# First Impressions



## NancyNGA (Oct 21, 2016)

What do you think about these two quotes?

Have you ever met someone and your first impression turned out to be completely wrong?


----------



## Carla (Oct 21, 2016)

Yup. When I first met my husband, (at work) didn't care for him. I don't give much credence to first impressions because I am sometimes wrong. It may depend under what circumstances you meet someone. I'd have to go with the second quote.


----------



## Ameriscot (Oct 21, 2016)

True for both for me.  Depends on the person.


----------



## SeaBreeze (Oct 21, 2016)

Yes, sometimes my first impression of a person turned out to be completely wrong, but other times it was spot on.  Like Ameriscot, I just think it depends on the person and maybe me on that certain day.


----------



## NancyNGA (Nov 10, 2016)

I've been reading a lot about this topic lately.  One thing that seems human nature, is that everyone DOES make an instant first impression, whether they like to admit it or not.  It's sort of instinctual to do that, hard-wired into your brain function. Not saying it is accurate, just instant.

When someone makes a *bad* first impression on you, you tend to avoid that person from then on, and so you never get a chance to collect more information and change your opinion.   

Similarly, when someone makes a *good* first impression, it takes overwhelming evidence to the contrary to change your mind, which requires being around them for a long time. 

The one glaring instance in my case of a wrong first impression was my former boss.  When she first came on the job I thought she was great.  I was almost the *last* person in the company to change my mind.  If I had not been forced to interact with her day-to-day, I would have never changed.  This woman was truly evil, but she had a way of making a good first impression.   There was about a 6 month break in period for new hires to figure her out.  Outsiders never did.

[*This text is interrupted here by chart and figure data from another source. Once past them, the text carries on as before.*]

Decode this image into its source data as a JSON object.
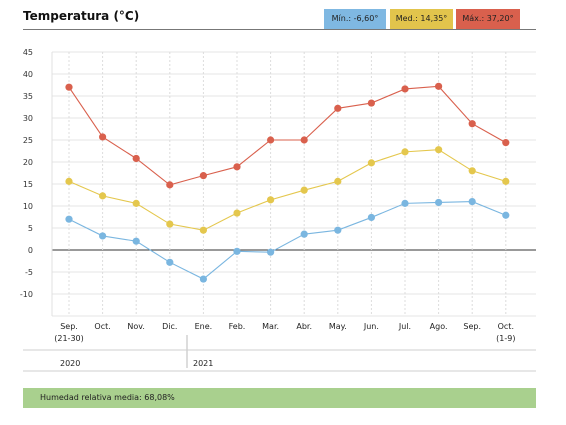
{
  "title": "Temperatura (°C)",
  "badges": {
    "min": "Mín.: -6,60°",
    "med": "Med.: 14,35°",
    "max": "Máx.: 37,20°"
  },
  "footer": "Humedad relativa media: 68,08%",
  "colors": {
    "min": "#7ab6e0",
    "med": "#e4c74d",
    "max": "#d9604d",
    "min_badge": "#7fb8e2",
    "med_badge": "#e2c44c",
    "max_badge": "#d9604d",
    "footer_bg": "#a9d08e",
    "grid": "#e4e4e4"
  },
  "chart_data": {
    "type": "line",
    "categories": [
      "Sep.",
      "Oct.",
      "Nov.",
      "Dic.",
      "Ene.",
      "Feb.",
      "Mar.",
      "Abr.",
      "May.",
      "Jun.",
      "Jul.",
      "Ago.",
      "Sep.",
      "Oct."
    ],
    "category_sublabels": [
      "(21-30)",
      "",
      "",
      "",
      "",
      "",
      "",
      "",
      "",
      "",
      "",
      "",
      "",
      "(1-9)"
    ],
    "years": [
      "2020",
      "2021"
    ],
    "series": [
      {
        "key": "max",
        "values": [
          37.0,
          25.7,
          20.8,
          14.8,
          16.9,
          18.9,
          25.0,
          25.0,
          32.2,
          33.4,
          36.6,
          37.2,
          28.7,
          24.4
        ]
      },
      {
        "key": "med",
        "values": [
          15.6,
          12.3,
          10.6,
          5.9,
          4.5,
          8.4,
          11.4,
          13.6,
          15.6,
          19.8,
          22.3,
          22.8,
          18.0,
          15.6
        ]
      },
      {
        "key": "min",
        "values": [
          7.0,
          3.2,
          2.0,
          -2.8,
          -6.6,
          -0.3,
          -0.5,
          3.6,
          4.5,
          7.4,
          10.6,
          10.8,
          11.0,
          7.9
        ]
      }
    ],
    "yticks": [
      45,
      40,
      35,
      30,
      25,
      20,
      15,
      10,
      5,
      0,
      -5,
      -10
    ],
    "ylim": [
      -15,
      45
    ],
    "grid": true,
    "legend_position": "top-right"
  }
}
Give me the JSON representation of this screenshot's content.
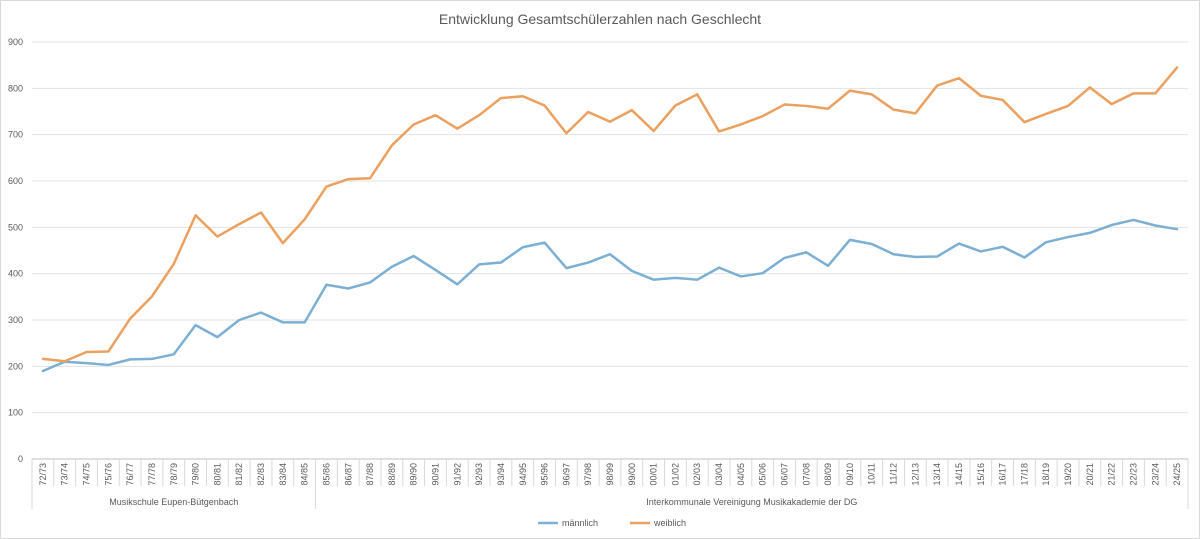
{
  "chart_data": {
    "type": "line",
    "title": "Entwicklung Gesamtschülerzahlen nach Geschlecht",
    "xlabel": "",
    "ylabel": "",
    "ylim": [
      0,
      900
    ],
    "yticks": [
      0,
      100,
      200,
      300,
      400,
      500,
      600,
      700,
      800,
      900
    ],
    "grid": true,
    "legend_position": "bottom",
    "categories": [
      "72/73",
      "73/74",
      "74/75",
      "75/76",
      "76/77",
      "77/78",
      "78/79",
      "79/80",
      "80/81",
      "81/82",
      "82/83",
      "83/84",
      "84/85",
      "85/86",
      "86/87",
      "87/88",
      "88/89",
      "89/90",
      "90/91",
      "91/92",
      "92/93",
      "93/94",
      "94/95",
      "95/96",
      "96/97",
      "97/98",
      "98/99",
      "99/00",
      "00/01",
      "01/02",
      "02/03",
      "03/04",
      "04/05",
      "05/06",
      "06/07",
      "07/08",
      "08/09",
      "09/10",
      "10/11",
      "11/12",
      "12/13",
      "13/14",
      "14/15",
      "15/16",
      "16/17",
      "17/18",
      "18/19",
      "19/20",
      "20/21",
      "21/22",
      "22/23",
      "23/24",
      "24/25"
    ],
    "groups": [
      {
        "label": "Musikschule Eupen-Bütgenbach",
        "start": 0,
        "end": 12
      },
      {
        "label": "Interkommunale Vereinigung Musikakademie der DG",
        "start": 13,
        "end": 52
      }
    ],
    "series": [
      {
        "name": "männlich",
        "color": "#7BAFD4",
        "values": [
          190,
          210,
          207,
          203,
          215,
          216,
          226,
          289,
          263,
          300,
          316,
          295,
          295,
          376,
          368,
          381,
          415,
          438,
          408,
          377,
          420,
          424,
          457,
          467,
          412,
          424,
          442,
          406,
          387,
          391,
          387,
          413,
          394,
          401,
          434,
          446,
          417,
          473,
          464,
          442,
          436,
          437,
          465,
          448,
          458,
          435,
          468,
          479,
          488,
          505,
          516,
          504,
          496
        ]
      },
      {
        "name": "weiblich",
        "color": "#EBA05F",
        "values": [
          216,
          211,
          231,
          232,
          303,
          351,
          421,
          526,
          480,
          507,
          532,
          466,
          517,
          588,
          604,
          606,
          677,
          722,
          742,
          713,
          742,
          779,
          783,
          763,
          703,
          749,
          728,
          753,
          708,
          763,
          787,
          707,
          722,
          740,
          765,
          762,
          756,
          795,
          787,
          754,
          746,
          806,
          822,
          784,
          775,
          727,
          745,
          762,
          802,
          766,
          789,
          789,
          845
        ]
      }
    ]
  }
}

I've generally never hung out with large groups of people before, just one, maybe two, good friends, so this is new to me.  Why I find it so fascinating. (Well I find most things fascinating.   Ha!)


----------



## RubyK (Nov 14, 2016)

The first one has always been true for me. I always trust my instincts about first impressions and I am usually correct.


----------



## Lon (Nov 14, 2016)

Yes   I have done this a number of times.


----------



## Wilberforce (Nov 14, 2016)

I have to be truthful and my first impressions are right. I can size folks up uncannily well, wish I couldn't sometimes, it can be a curse.


----------



## fureverywhere (Nov 14, 2016)

I definitely go with the second quote. For those of us who are very guarded and quiet it can take a long time to figure out who we have hiding inside. Even as far as appearance. At a glance, I look like a petite grandma in love with Adele and my parakeet. Then you see the dog on my jacket, a flash of tattoo, hear someone laugh over the bawdy joke I just made. People are complex critters ya'll.


----------



## NancyNGA (Nov 14, 2016)




----------



## Debby (Nov 26, 2016)

There used to be a guy in a church we belonged to and he had the longest, sourest face always and I was pretty sure that he was kind of a misery......and then when I met him at a friends place for a family social function, I found out that he was actually very nice, generous and had a funny sense of humour.  First impressions sometimes are wrong.


----------



## Vega_Lyra (Mar 25, 2017)

We judge others instantly by their clothes, their cars, their appearance, their race, their education, their social status, etc.
 Experts say we size up new people in somewhere between 30 seconds and two minutes.


----------



## nitelite (Apr 9, 2017)

I don't believe you really know a person from a 'first impression'. I like to give it a chance to get to know a person before I decide if I like them or not.


----------